Twenty-two patients received accelerated high-frequency rTMS (HF-rTMS; 10 Hz, left prefrontal cortex), and 18 received accelerated low-frequency rTMS (LF-rTMS; 1 Hz, right prefrontal cortex). Each participant underwent 10 sessions over 2 consecutive days (5 sessions per day). Depression, anxiety, and sleep quality were assessed using the Hamilton Depression Rating Scale (HAM-D), Hamilton Anxiety Rating Scale (HAM-A), and Pittsburgh Sleep Quality Index (PSQI), respectively. Clinical outcomes were evaluated at baseline and at 1 day, 2 weeks, and 4 weeks after treatment.

Results

HAM-D scores significantly decreased from baseline after accelerated rTMS and remained improved over 4 weeks. Both HF-rTMS and LF-rTMS produced comparable early reductions in depression severity, with LF-rTMS showing a greater HAM-D reduction at 4 weeks.
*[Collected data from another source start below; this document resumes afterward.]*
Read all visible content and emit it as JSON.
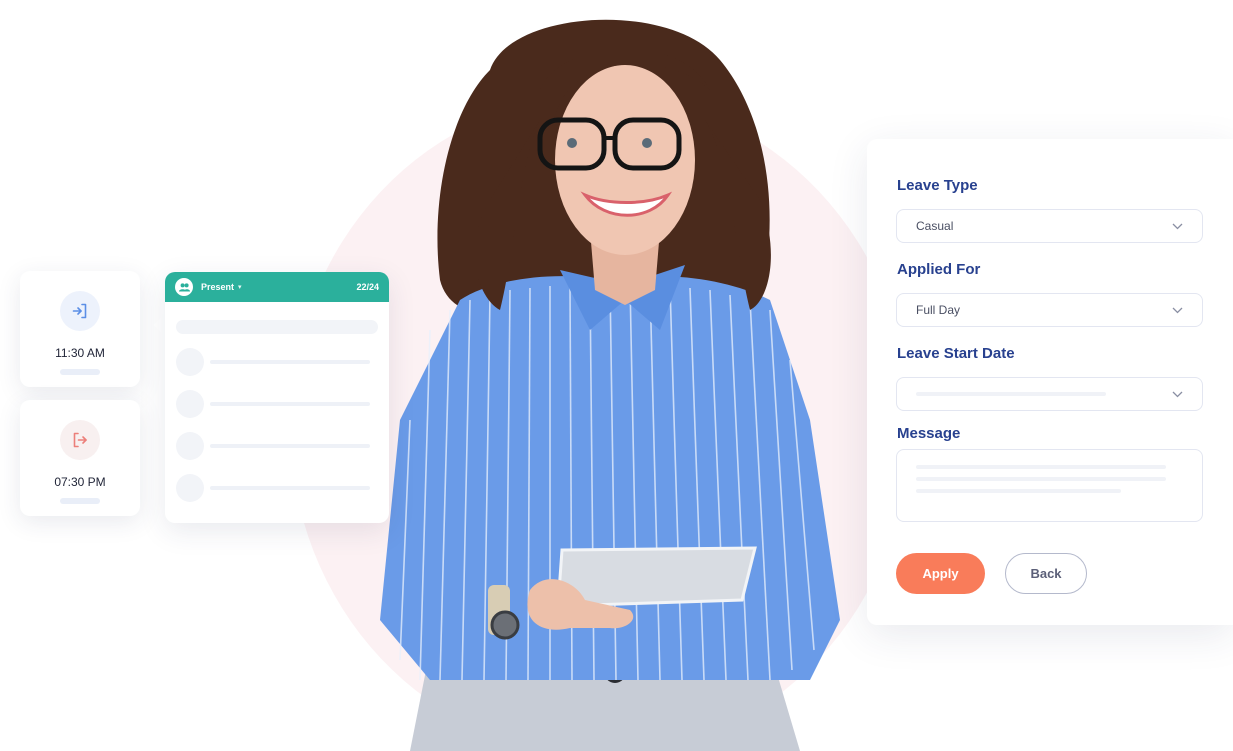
{
  "time_cards": {
    "check_in": {
      "icon": "login-arrow-icon",
      "time": "11:30 AM",
      "color": "#5b8ee6"
    },
    "check_out": {
      "icon": "logout-arrow-icon",
      "time": "07:30 PM",
      "color": "#ec7f7a"
    }
  },
  "attendance": {
    "status": "Present",
    "count": "22/24",
    "header_color": "#2bb09c",
    "icon": "people-icon"
  },
  "leave_form": {
    "leave_type": {
      "label": "Leave Type",
      "value": "Casual"
    },
    "applied_for": {
      "label": "Applied For",
      "value": "Full Day"
    },
    "leave_start_date": {
      "label": "Leave Start Date",
      "value": ""
    },
    "message": {
      "label": "Message",
      "value": ""
    },
    "apply_label": "Apply",
    "back_label": "Back",
    "label_color": "#28418f",
    "apply_color": "#f97c5a"
  }
}
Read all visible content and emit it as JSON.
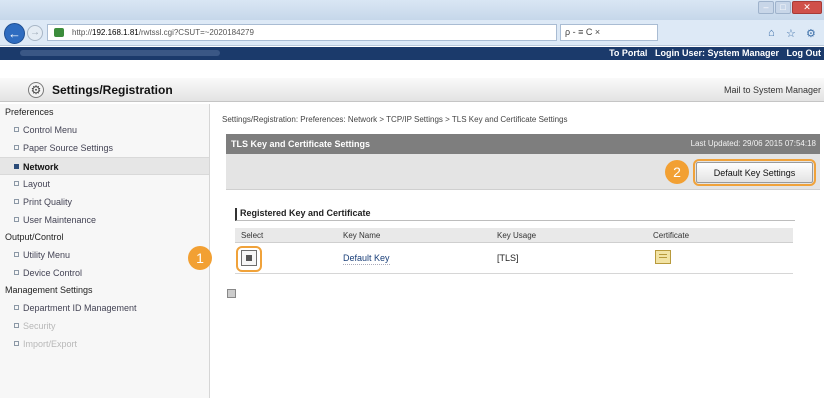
{
  "browser": {
    "url_prefix": "http://",
    "url_host": "192.168.1.81",
    "url_path": "/rwtssl.cgi?CSUT=~2020184279",
    "search_text": "ρ - ≡ C ×",
    "window_min": "–",
    "window_max": "□",
    "window_close": "✕",
    "back_glyph": "←",
    "forward_glyph": "→",
    "home_glyph": "⌂",
    "favorites_glyph": "☆",
    "settings_glyph": "⚙"
  },
  "header": {
    "to_portal": "To Portal",
    "login_user": "Login User: System Manager",
    "log_out": "Log Out",
    "page_title": "Settings/Registration",
    "mail_link": "Mail to System Manager",
    "gear_glyph": "⚙"
  },
  "sidebar": {
    "groups": [
      {
        "label": "Preferences",
        "items": [
          {
            "label": "Control Menu",
            "active": false
          },
          {
            "label": "Paper Source Settings",
            "active": false
          },
          {
            "label": "Network",
            "active": true
          },
          {
            "label": "Layout",
            "active": false
          },
          {
            "label": "Print Quality",
            "active": false
          },
          {
            "label": "User Maintenance",
            "active": false
          }
        ]
      },
      {
        "label": "Output/Control",
        "items": [
          {
            "label": "Utility Menu",
            "active": false
          },
          {
            "label": "Device Control",
            "active": false
          }
        ]
      },
      {
        "label": "Management Settings",
        "items": [
          {
            "label": "Department ID Management",
            "active": false
          },
          {
            "label": "Security",
            "active": false
          },
          {
            "label": "Import/Export",
            "active": false
          }
        ]
      }
    ]
  },
  "main": {
    "breadcrumb": "Settings/Registration: Preferences: Network > TCP/IP Settings > TLS Key and Certificate Settings",
    "panel_title": "TLS Key and Certificate Settings",
    "last_updated": "Last Updated: 29/06 2015 07:54:18",
    "default_key_button": "Default Key Settings",
    "section_title": "Registered Key and Certificate",
    "columns": [
      "Select",
      "Key Name",
      "Key Usage",
      "Certificate"
    ],
    "rows": [
      {
        "key_name": "Default Key",
        "key_usage": "[TLS]"
      }
    ],
    "callouts": [
      "1",
      "2"
    ]
  },
  "colors": {
    "callout": "#f2a033",
    "topbar": "#1b3a6b",
    "panel_header": "#7e7e7e"
  }
}
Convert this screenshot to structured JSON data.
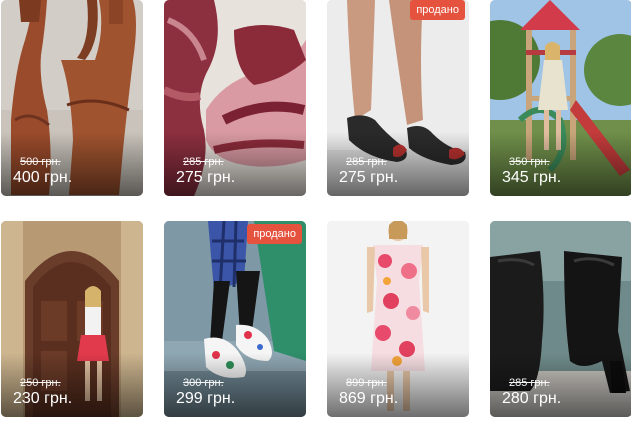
{
  "products": [
    {
      "old_price": "500 грн.",
      "price": "400 грн.",
      "sold": "",
      "image": "brown-suede-heels"
    },
    {
      "old_price": "285 грн.",
      "price": "275 грн.",
      "sold": "",
      "image": "burgundy-high-top-sneakers"
    },
    {
      "old_price": "285 грн.",
      "price": "275 грн.",
      "sold": "продано",
      "image": "black-flats-with-red-trim"
    },
    {
      "old_price": "350 грн.",
      "price": "345 грн.",
      "sold": "",
      "image": "girl-on-playground"
    },
    {
      "old_price": "250 грн.",
      "price": "230 грн.",
      "sold": "",
      "image": "girl-in-red-skirt-by-door"
    },
    {
      "old_price": "300 грн.",
      "price": "299 грн.",
      "sold": "продано",
      "image": "floral-sneakers-plaid-shirt"
    },
    {
      "old_price": "899 грн.",
      "price": "869 грн.",
      "sold": "",
      "image": "floral-midi-dress"
    },
    {
      "old_price": "285 грн.",
      "price": "280 грн.",
      "sold": "",
      "image": "black-leather-ankle-boots"
    }
  ],
  "colors": {
    "sold_badge": "#e5533f",
    "price_text": "#ffffff"
  }
}
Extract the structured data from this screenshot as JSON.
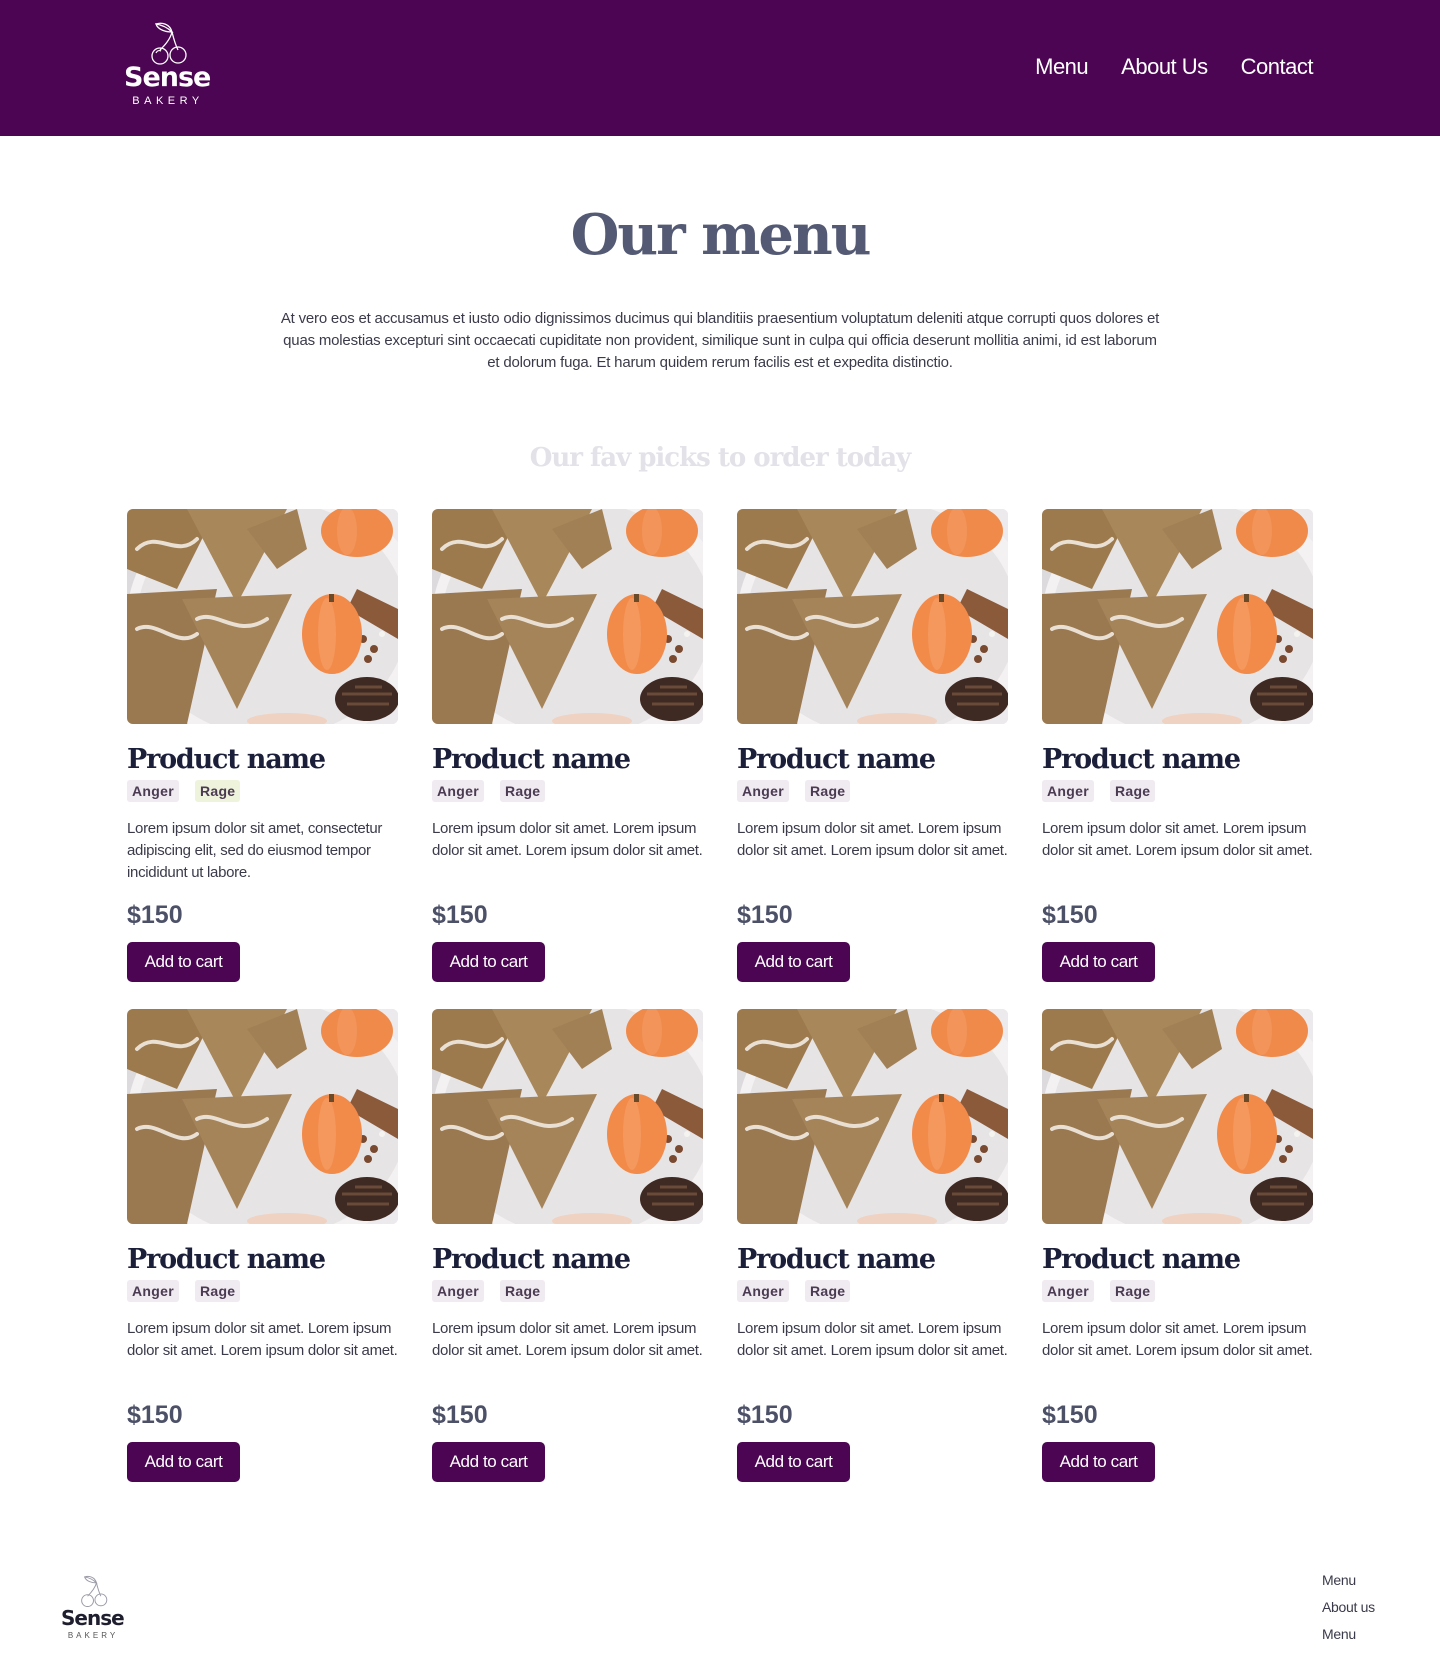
{
  "brand": {
    "name": "Sense",
    "tagline": "BAKERY"
  },
  "nav": [
    "Menu",
    "About Us",
    "Contact"
  ],
  "colors": {
    "brand": "#4c0553",
    "title": "#545a74",
    "subtitle": "#e2e2e8"
  },
  "hero": {
    "title": "Our menu",
    "intro": "At vero eos et accusamus et iusto odio dignissimos ducimus qui blanditiis praesentium voluptatum deleniti atque corrupti quos dolores et quas molestias excepturi sint occaecati cupiditate non provident, similique sunt in culpa qui officia deserunt mollitia animi, id est laborum et dolorum fuga. Et harum quidem rerum facilis est et expedita distinctio.",
    "subtitle": "Our fav picks to order today"
  },
  "products": [
    {
      "name": "Product name",
      "tags": [
        "Anger",
        "Rage"
      ],
      "desc": "Lorem ipsum dolor sit amet, consectetur adipiscing elit, sed do eiusmod tempor incididunt ut labore.",
      "price": "$150",
      "button": "Add to cart"
    },
    {
      "name": "Product name",
      "tags": [
        "Anger",
        "Rage"
      ],
      "desc": "Lorem ipsum dolor sit amet. Lorem ipsum dolor sit amet. Lorem ipsum dolor sit amet.",
      "price": "$150",
      "button": "Add to cart"
    },
    {
      "name": "Product name",
      "tags": [
        "Anger",
        "Rage"
      ],
      "desc": "Lorem ipsum dolor sit amet. Lorem ipsum dolor sit amet. Lorem ipsum dolor sit amet.",
      "price": "$150",
      "button": "Add to cart"
    },
    {
      "name": "Product name",
      "tags": [
        "Anger",
        "Rage"
      ],
      "desc": "Lorem ipsum dolor sit amet. Lorem ipsum dolor sit amet. Lorem ipsum dolor sit amet.",
      "price": "$150",
      "button": "Add to cart"
    },
    {
      "name": "Product name",
      "tags": [
        "Anger",
        "Rage"
      ],
      "desc": "Lorem ipsum dolor sit amet. Lorem ipsum dolor sit amet. Lorem ipsum dolor sit amet.",
      "price": "$150",
      "button": "Add to cart"
    },
    {
      "name": "Product name",
      "tags": [
        "Anger",
        "Rage"
      ],
      "desc": "Lorem ipsum dolor sit amet. Lorem ipsum dolor sit amet. Lorem ipsum dolor sit amet.",
      "price": "$150",
      "button": "Add to cart"
    },
    {
      "name": "Product name",
      "tags": [
        "Anger",
        "Rage"
      ],
      "desc": "Lorem ipsum dolor sit amet. Lorem ipsum dolor sit amet. Lorem ipsum dolor sit amet.",
      "price": "$150",
      "button": "Add to cart"
    },
    {
      "name": "Product name",
      "tags": [
        "Anger",
        "Rage"
      ],
      "desc": "Lorem ipsum dolor sit amet. Lorem ipsum dolor sit amet. Lorem ipsum dolor sit amet.",
      "price": "$150",
      "button": "Add to cart"
    }
  ],
  "footer": {
    "links": [
      "Menu",
      "About us",
      "Menu"
    ]
  }
}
HAM-A and PSQI scores also improved at 2 and 4 weeks in both groups, with no significant between-group differences.

Conclusions

Both accelerated HF- and LF-rTMS protocols were associated with improvements in depressive, anxiety and sleep symptoms in patients with MDD, and LF-rTMS may confer more sustained antidepressant effects.